Umberto è uno sceneggiatore avvilito. Non riesce più a provare piacere o felicità per nulla, si trascina per la casa, come per la città, con uno sguardo triste e disincantato. Si nasconde dalla vita, dentro i cappotti come nella siepe per guardare sua figlia giocare. Aiuta una giovane sceneggiatrice a scrivere una storia, ammira una suora armena pulire i vetri delle finestre, passa le serate in un locale a bere alcolici, mescolando il ghiaccio con le mani. Un ragazzo bussa alla sua porta, e gli rivela una notizia importante.

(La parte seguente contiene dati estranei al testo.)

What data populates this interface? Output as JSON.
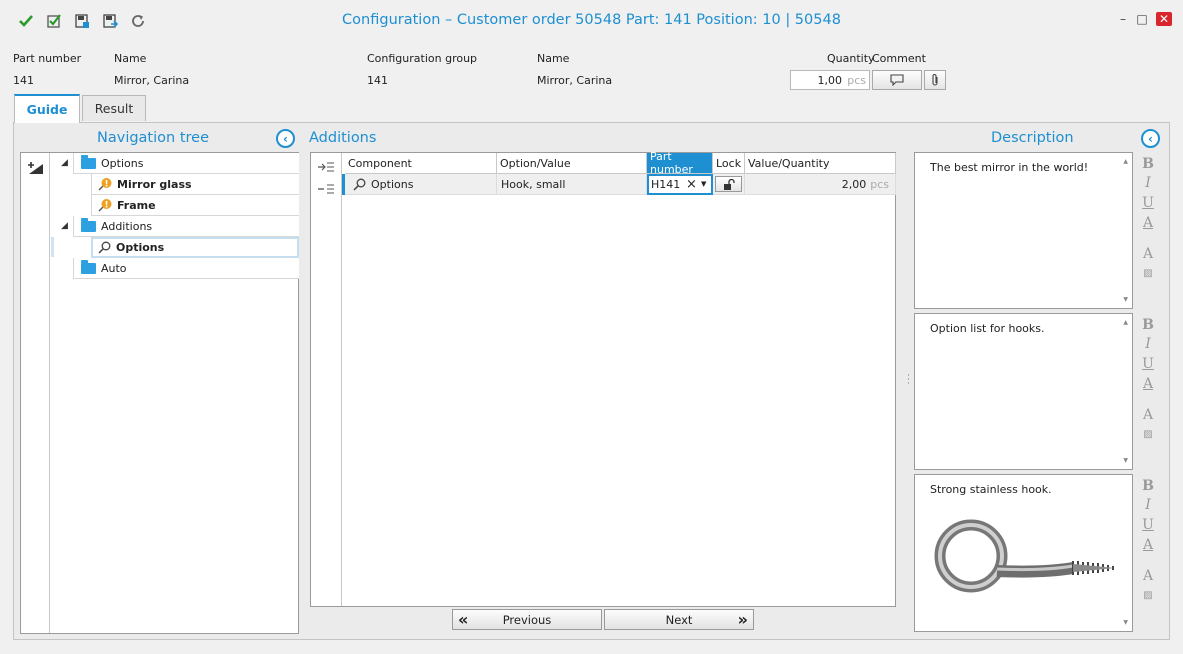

Una sua ex viene a trovarlo e gli regala una serata diversa, un'altra deve decidere se finanziare o no la sua storia, e una suora lo accompagna al cimitero dov'è sepolta sua madre. Lì Umberto, per gli amici Umbe, dovrà fare i conti con traumi e memorie del passato.

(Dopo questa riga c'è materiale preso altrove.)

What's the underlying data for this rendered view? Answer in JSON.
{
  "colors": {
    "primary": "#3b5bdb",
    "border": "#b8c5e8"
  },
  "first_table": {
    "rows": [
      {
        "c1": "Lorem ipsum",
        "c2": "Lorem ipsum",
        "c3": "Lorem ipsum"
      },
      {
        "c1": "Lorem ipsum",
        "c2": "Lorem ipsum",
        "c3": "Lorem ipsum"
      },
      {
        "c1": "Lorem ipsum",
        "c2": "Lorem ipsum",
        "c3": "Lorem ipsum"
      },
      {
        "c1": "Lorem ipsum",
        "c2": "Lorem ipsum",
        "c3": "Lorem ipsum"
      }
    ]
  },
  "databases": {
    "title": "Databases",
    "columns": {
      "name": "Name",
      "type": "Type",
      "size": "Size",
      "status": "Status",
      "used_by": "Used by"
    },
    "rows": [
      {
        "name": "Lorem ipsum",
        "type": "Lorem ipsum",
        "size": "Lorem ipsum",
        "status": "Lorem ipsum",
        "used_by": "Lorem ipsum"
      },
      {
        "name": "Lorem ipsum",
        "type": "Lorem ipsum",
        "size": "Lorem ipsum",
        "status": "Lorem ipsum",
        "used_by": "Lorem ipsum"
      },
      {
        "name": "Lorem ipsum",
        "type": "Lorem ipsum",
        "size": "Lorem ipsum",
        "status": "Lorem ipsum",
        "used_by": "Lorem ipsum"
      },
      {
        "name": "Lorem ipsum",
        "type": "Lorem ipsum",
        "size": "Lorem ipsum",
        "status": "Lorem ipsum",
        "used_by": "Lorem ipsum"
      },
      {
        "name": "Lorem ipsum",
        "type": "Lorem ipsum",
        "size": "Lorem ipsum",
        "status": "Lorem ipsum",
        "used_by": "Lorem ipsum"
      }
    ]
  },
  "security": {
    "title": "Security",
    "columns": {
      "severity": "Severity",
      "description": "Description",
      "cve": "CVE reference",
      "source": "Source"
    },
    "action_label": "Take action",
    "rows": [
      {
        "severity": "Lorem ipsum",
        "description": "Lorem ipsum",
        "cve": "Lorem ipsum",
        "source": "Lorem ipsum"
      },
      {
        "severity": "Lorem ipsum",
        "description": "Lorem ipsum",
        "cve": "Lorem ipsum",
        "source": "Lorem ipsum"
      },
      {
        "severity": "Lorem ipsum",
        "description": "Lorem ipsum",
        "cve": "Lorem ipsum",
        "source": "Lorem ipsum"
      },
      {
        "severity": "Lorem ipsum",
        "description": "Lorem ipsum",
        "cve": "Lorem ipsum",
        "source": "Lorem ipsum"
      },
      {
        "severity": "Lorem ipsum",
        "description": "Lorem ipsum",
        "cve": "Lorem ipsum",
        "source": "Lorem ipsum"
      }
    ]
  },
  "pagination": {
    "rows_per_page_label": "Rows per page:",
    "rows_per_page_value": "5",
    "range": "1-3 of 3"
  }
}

Il film segna il debutto alla regia dello sceneggiatore Umberto Contarello.
L'infinito - di cui vediamo i primi minuti in esclusiva su MYmovies - è un'opera dedicata a Carlo Mazzacurati che si rivela un intimo affresco della decadenza di un creativo che, dopo il famigerato premio Oscar - la cui presenza spettrale attraversa tutto il film - sembra essersi perso in una voragine di nostalgia, rimpianto, noia e tempo sospeso. O di retorica e vittimismo, come gli dirà uno studente di ventitré anni bussando alla sua porta.
Distribuito da PiperFilm, L'infinito uscirà al cinema da giovedì 15 maggio.